The company is led by CEO and Chairman Manuel D. Medina, who has over 30 years of experience in the technology industry and has founded and led several successful companies. The management team also includes CFO and Director Mark D. Ein, who has extensive experience in private equity and has served on the boards of several public and private companies.
Cartica Acquisition Corp has not yet announced a target company for merger or acquisition, but it has stated that it is focusing on companies with strong growth potential and disruptive technologies in the TMT sector.

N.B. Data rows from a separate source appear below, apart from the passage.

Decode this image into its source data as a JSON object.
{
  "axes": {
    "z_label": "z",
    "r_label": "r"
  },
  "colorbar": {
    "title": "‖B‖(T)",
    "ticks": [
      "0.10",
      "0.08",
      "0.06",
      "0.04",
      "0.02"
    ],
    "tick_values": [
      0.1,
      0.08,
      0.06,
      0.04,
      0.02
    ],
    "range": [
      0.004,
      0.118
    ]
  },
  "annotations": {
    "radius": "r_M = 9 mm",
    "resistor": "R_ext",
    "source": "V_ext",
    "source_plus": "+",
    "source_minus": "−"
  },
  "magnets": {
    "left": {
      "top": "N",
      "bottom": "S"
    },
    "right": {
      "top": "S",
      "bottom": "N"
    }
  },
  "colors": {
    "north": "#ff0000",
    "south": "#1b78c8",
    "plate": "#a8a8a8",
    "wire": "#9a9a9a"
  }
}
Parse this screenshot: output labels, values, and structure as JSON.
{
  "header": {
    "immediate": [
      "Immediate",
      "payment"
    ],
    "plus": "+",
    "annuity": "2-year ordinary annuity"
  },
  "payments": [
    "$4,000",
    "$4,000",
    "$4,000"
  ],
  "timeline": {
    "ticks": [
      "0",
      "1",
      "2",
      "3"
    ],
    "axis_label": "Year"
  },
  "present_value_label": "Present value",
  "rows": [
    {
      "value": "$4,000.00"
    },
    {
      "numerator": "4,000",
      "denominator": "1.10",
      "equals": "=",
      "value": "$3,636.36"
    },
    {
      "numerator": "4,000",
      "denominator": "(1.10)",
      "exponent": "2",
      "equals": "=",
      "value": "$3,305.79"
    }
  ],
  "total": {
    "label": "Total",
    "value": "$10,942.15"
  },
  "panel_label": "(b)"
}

The company has a two-year period from its IPO to complete a merger or acquisition, after which it will be required to return the funds raised in the IPO to its investors.
Note: This message is generated by artificial intelligence; it does not guarantee the accuracy of the information it contains and should not be considered as investment advice.
The company is led by CEO and Chairman Manuel D. Medina, who has over 30 years of experience in the technology industry and has founded and led several successful companies. The management team also includes CFO and Director Mark D. Ein, who has extensive experience in private equity and has served on the boards of several public and private companies.
Cartica Acquisition Corp has not yet announced a target company for merger or acquisition, but it has stated that it is focusing on companies with strong growth potential and disruptive technologies in the TMT sector. The company has a two-year period from its IPO to complete a merger or acquisition, after which it will be required to return the funds raised in the IPO to its investors.
Note: This message is generated by artificial intelligence; it does not guarantee the accuracy of the information it contains and should not be considered as investment advice.